When Did Prince Charles Last See His Mother the Queen Before Testing Positive for Coronavirus?
The Prince of Wales, 71, who became the first member of the British royal family with a positive diagnosis of the coronavirus on Wednesday, last saw his mother the Queen, 93, on March 12, according to a statement by Buckingham Palace on Wednesday.
“Her Majesty The Queen remains in good health. The Queen last saw The Prince of Wales briefly after the investiture on the morning of 12th March and is following all the appropriate advice with regard to her welfare,” a palace spokesman added.
Charles, who is heir to the British throne, and his wife Camilla, Duchess of Cornwall, 72, are at Birkhall, their home on Queen Elizabeth‘s Balmoral estate in Scotland. Camilla tested negative for the virus.
A Clarence House spokesperson confirmed the diagnosis in a statement early Wednesday, saying, “The Prince of Wales has tested positive for Coronavirus. He has been displaying mild symptoms but otherwise remains in good health and has been working from home throughout the last few days as usual.”
“The Duchess of Cornwall has also been tested but does not have the virus. In accordance with Government and medical advice, the Prince and the Duchess are now self-isolating at home in Scotland,” the statement continued. “The tests were carried out by the NHS in Aberdeenshire where they met the criteria required for testing.”

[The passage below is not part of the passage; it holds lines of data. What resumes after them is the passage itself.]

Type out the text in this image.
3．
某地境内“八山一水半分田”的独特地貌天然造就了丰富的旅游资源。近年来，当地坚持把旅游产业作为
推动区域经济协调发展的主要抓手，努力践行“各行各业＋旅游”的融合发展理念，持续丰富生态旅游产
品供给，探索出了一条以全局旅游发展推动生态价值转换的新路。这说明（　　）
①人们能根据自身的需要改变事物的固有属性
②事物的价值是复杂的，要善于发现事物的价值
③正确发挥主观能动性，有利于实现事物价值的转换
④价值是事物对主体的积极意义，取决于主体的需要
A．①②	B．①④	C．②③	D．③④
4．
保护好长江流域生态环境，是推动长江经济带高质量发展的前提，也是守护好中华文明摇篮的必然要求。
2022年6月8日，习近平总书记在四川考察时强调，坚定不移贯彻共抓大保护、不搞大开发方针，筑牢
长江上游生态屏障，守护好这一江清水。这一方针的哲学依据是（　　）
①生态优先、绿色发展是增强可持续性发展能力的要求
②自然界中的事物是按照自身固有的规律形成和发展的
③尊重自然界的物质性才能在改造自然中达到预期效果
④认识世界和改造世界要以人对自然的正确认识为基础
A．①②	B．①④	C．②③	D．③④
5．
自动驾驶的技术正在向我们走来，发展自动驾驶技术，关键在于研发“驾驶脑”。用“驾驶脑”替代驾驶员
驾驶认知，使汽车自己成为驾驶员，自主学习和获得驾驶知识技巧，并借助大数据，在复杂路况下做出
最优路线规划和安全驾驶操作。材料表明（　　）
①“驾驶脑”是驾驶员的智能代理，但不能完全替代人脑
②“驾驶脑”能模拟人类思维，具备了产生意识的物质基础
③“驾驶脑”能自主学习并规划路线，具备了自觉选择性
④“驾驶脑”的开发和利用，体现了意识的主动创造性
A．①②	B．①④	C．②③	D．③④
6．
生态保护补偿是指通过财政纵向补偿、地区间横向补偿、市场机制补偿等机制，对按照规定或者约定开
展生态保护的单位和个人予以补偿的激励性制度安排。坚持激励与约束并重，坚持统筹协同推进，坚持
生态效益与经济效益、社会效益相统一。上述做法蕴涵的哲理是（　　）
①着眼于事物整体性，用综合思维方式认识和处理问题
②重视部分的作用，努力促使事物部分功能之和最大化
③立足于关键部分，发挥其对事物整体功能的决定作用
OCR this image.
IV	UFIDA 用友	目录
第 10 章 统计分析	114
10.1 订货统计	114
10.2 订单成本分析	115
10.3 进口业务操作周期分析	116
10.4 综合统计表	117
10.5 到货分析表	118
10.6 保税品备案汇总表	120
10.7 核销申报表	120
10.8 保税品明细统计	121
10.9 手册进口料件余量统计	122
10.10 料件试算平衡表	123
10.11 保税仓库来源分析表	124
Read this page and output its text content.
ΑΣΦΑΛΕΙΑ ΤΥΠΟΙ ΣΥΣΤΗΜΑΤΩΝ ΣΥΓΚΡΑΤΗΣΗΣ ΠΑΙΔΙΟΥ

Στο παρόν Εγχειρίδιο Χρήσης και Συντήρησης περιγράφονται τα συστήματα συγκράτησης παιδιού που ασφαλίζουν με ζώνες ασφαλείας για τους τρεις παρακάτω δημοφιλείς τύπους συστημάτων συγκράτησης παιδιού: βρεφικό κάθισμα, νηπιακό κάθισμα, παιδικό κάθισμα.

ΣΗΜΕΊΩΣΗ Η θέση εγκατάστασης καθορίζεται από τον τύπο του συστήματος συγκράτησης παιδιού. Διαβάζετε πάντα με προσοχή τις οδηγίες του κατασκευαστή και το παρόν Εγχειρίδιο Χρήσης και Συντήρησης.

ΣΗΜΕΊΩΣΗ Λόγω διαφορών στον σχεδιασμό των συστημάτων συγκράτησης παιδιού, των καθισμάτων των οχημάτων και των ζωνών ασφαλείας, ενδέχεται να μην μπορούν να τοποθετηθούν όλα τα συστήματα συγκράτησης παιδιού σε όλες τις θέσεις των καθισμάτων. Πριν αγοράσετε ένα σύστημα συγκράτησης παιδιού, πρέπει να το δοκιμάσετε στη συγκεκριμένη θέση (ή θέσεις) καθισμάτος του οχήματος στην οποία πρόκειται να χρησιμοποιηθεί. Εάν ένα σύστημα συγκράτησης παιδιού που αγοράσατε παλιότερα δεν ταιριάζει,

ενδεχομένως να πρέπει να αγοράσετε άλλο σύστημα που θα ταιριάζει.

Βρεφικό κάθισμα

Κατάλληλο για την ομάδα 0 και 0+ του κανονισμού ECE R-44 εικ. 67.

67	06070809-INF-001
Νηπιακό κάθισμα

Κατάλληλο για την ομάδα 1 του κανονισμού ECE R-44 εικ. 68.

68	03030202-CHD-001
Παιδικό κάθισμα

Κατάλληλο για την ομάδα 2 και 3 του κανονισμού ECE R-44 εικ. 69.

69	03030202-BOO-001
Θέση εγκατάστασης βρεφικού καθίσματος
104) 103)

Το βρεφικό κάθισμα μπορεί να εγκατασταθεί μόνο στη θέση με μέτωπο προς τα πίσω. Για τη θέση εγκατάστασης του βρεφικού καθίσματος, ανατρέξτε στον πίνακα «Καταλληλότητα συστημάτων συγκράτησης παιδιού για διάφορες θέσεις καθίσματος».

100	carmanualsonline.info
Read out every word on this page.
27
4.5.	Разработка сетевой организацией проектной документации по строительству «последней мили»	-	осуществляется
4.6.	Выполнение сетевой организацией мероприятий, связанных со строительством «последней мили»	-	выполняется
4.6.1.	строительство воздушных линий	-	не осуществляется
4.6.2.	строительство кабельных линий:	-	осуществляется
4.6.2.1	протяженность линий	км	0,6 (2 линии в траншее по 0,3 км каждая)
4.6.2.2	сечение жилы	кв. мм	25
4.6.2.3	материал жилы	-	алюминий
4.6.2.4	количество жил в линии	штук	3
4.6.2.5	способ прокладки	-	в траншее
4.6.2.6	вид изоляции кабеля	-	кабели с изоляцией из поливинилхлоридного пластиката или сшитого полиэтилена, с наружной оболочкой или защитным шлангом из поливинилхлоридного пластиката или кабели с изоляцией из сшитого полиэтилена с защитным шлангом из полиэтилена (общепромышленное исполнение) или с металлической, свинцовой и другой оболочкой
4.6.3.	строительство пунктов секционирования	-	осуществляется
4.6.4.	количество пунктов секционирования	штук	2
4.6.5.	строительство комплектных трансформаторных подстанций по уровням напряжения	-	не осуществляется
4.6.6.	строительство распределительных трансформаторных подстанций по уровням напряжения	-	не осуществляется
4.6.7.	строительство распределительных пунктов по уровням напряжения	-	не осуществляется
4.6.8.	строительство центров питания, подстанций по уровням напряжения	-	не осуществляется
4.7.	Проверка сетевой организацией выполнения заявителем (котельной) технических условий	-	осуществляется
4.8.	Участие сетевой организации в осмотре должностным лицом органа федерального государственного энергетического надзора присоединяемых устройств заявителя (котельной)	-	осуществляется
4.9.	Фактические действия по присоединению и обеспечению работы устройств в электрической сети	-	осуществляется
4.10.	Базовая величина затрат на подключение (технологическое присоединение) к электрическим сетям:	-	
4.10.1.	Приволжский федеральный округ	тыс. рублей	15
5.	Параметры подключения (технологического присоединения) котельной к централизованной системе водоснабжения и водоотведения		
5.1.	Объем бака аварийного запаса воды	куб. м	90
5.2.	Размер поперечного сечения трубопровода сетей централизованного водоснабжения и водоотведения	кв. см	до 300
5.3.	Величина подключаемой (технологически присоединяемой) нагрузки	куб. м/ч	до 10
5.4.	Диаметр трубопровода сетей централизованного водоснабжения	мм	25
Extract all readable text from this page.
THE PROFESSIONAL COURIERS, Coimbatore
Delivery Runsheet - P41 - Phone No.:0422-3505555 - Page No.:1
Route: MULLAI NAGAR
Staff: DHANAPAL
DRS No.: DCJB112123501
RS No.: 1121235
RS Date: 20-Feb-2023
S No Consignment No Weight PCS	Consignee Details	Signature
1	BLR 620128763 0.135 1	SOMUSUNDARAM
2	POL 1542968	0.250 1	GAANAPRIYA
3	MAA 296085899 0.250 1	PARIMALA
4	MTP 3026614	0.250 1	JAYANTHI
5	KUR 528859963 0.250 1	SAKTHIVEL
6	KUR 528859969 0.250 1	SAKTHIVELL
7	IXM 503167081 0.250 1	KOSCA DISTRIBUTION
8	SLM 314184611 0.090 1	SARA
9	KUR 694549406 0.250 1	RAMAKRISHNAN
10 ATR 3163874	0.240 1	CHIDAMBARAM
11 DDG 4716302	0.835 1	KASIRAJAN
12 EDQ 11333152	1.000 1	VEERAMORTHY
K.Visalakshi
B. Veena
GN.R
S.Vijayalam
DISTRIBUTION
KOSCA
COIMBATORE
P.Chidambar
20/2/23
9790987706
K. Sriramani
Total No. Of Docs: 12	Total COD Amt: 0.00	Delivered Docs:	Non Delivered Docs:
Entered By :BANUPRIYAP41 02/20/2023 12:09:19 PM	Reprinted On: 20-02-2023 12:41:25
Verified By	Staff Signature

The statement Clarence House added, “It is not possible to ascertain from whom the Prince caught the virus owing to the high number of engagements he carried out in his public role during recent weeks.”
A few days before royal family members left for self-isolation, many of them — including William, Harry, Kate Middleton and Meghan Markle — refrained from shaking hands with fellow attendees at the Commonwealth Service on March 9. The Prince of Wales offered up his own alternative approach to a greeting, gesturing a “namaste” instead at events.
Prince William shared a personal video message amid the coronavirus crisis last week, saying: “Whenever and wherever adversity strikes, the people of the U.K. have a unique ability to pull together. The way that local communities support those affected shows the very best of our values and human nature.”